We made our way along the line of metal filing cabinets that ran down the centre of the room. Each drawer was full to the brim. Paper was king back in 1969 and the station overflowed with it. Box files formed stalagmite towers around the room, and when they tumbled over, they remained in a cascade of paper and cardboard until someone got tired and kicked them out of the way.

  The window ledges were similarly piled high with files and the occasional textbook. The windows themselves were rarely opened, for fear of falling objects hitting shoppers in the street below, and yet the collection of dead flies seemed to grow daily. Cleaners never came into CID. They didn’t have the nerve.

  Most of the detectives smoked and I couldn’t spend any time in this room without my eyes stinging.

  Before computers stored data, we pinned our information around us. Every wall was full of notices, instructions, memos, maps, missing persons’ photographs, ‘wanted’ posters. Nothing was ever taken down, just papered over as new information took precedence. Were we to remove all the paper from the walls, the sound insulation would take a dive. Or the walls might fall down.

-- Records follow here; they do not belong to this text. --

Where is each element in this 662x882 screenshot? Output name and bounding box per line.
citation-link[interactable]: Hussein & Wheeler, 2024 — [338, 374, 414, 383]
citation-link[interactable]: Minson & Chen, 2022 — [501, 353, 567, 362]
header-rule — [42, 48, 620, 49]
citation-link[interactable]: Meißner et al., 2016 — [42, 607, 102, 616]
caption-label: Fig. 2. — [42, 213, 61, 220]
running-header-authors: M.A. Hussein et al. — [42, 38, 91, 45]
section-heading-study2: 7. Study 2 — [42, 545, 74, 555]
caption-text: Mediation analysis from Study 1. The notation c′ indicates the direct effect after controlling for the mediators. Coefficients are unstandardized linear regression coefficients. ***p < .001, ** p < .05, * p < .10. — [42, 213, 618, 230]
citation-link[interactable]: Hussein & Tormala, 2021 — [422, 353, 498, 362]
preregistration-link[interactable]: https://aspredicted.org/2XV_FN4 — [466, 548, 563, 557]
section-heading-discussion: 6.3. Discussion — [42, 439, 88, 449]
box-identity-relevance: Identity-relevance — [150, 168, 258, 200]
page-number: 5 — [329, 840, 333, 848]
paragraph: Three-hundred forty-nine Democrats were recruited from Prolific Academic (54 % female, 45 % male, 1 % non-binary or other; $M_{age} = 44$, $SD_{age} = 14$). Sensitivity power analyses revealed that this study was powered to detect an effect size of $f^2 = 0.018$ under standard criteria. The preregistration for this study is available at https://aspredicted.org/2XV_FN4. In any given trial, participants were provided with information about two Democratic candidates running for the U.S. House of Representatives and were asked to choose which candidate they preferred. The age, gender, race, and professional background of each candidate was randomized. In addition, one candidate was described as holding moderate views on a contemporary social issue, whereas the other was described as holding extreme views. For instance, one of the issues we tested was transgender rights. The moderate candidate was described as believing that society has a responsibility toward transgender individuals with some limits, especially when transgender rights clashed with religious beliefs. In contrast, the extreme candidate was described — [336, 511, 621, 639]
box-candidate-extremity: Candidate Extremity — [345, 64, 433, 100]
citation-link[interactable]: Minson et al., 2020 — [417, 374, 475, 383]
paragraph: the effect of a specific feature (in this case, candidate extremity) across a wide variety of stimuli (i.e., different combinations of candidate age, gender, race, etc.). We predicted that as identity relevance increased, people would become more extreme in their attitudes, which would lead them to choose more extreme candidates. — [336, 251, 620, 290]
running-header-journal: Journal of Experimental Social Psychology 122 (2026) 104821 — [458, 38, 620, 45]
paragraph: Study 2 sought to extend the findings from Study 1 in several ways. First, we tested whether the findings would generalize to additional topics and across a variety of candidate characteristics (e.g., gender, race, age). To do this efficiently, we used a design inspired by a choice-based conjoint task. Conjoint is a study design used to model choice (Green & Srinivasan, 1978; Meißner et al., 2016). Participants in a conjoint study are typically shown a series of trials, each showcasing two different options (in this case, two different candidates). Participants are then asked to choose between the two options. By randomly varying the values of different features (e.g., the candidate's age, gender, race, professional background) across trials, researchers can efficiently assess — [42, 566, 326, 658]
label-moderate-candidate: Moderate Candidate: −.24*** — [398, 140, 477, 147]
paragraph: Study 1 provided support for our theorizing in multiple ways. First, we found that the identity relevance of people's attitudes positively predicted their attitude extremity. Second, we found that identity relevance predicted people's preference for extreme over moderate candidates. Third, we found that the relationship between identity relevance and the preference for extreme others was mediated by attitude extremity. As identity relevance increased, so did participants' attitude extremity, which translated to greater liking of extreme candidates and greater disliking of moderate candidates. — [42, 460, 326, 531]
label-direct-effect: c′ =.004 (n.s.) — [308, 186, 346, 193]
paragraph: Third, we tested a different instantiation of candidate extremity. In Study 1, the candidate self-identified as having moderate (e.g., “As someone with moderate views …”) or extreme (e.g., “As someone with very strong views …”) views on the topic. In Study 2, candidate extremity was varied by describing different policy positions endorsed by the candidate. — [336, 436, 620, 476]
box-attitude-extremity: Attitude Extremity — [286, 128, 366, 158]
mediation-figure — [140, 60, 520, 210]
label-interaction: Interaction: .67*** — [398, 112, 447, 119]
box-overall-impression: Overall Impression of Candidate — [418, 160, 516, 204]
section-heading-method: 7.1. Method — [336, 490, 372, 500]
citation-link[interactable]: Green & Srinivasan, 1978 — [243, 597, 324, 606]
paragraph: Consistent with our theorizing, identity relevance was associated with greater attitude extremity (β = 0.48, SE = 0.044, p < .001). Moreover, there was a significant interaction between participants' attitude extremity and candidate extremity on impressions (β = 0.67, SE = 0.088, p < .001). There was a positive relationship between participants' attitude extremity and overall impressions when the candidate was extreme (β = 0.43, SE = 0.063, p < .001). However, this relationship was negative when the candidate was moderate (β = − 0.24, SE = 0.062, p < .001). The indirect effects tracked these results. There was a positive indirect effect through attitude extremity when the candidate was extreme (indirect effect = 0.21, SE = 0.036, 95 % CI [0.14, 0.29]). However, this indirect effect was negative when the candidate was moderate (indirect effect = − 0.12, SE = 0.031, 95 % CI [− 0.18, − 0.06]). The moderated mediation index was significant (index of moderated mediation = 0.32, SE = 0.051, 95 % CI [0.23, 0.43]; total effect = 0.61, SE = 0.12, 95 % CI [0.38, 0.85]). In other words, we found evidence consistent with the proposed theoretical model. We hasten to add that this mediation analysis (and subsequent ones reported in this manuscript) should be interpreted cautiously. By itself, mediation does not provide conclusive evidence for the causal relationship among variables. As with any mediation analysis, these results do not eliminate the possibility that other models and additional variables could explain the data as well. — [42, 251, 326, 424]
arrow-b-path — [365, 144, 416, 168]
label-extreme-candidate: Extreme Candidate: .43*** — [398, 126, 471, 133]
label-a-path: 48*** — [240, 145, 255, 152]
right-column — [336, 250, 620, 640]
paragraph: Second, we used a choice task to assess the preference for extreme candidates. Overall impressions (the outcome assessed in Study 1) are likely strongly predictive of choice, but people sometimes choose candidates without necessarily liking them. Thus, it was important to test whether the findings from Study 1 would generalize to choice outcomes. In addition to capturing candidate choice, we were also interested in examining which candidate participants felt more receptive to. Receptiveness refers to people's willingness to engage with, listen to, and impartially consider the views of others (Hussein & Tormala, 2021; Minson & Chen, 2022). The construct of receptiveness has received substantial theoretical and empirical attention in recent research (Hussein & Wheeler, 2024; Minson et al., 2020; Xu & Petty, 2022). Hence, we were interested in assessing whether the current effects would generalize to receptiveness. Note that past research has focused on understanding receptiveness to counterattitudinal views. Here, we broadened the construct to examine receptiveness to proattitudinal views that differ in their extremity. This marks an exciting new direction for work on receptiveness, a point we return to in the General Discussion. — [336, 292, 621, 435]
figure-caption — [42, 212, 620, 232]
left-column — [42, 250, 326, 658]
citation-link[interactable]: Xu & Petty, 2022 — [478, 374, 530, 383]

  CID was a hazy mass of ever-moving paper, dust and smoke.

  At the far end of the room was a corner office. Tom knocked and pushed open the door at the answering grunt.

  Superintendent Stanley Rushton, a tall, thick-set man of around forty, slammed down the phone and stared back at us through a thick cloud of cigarette smoke.

  ‘Fucking twat,’ he said to us.

  Tom said, ‘Earnshaw again, boss?’

  ‘How the devil do you know that?’

  No one ever sat down in the super’s office. There weren’t any chairs other than his, and I’d have liked to see anyone dare take that.

  ‘Lads have been talking,’ Tom said. ‘Get used to it, boss. Council elections coming up.’

  I’d never met John Earnshaw but knew him to be the chairman of the town council. Owner of several mills in town, he was a wealthy and influential man.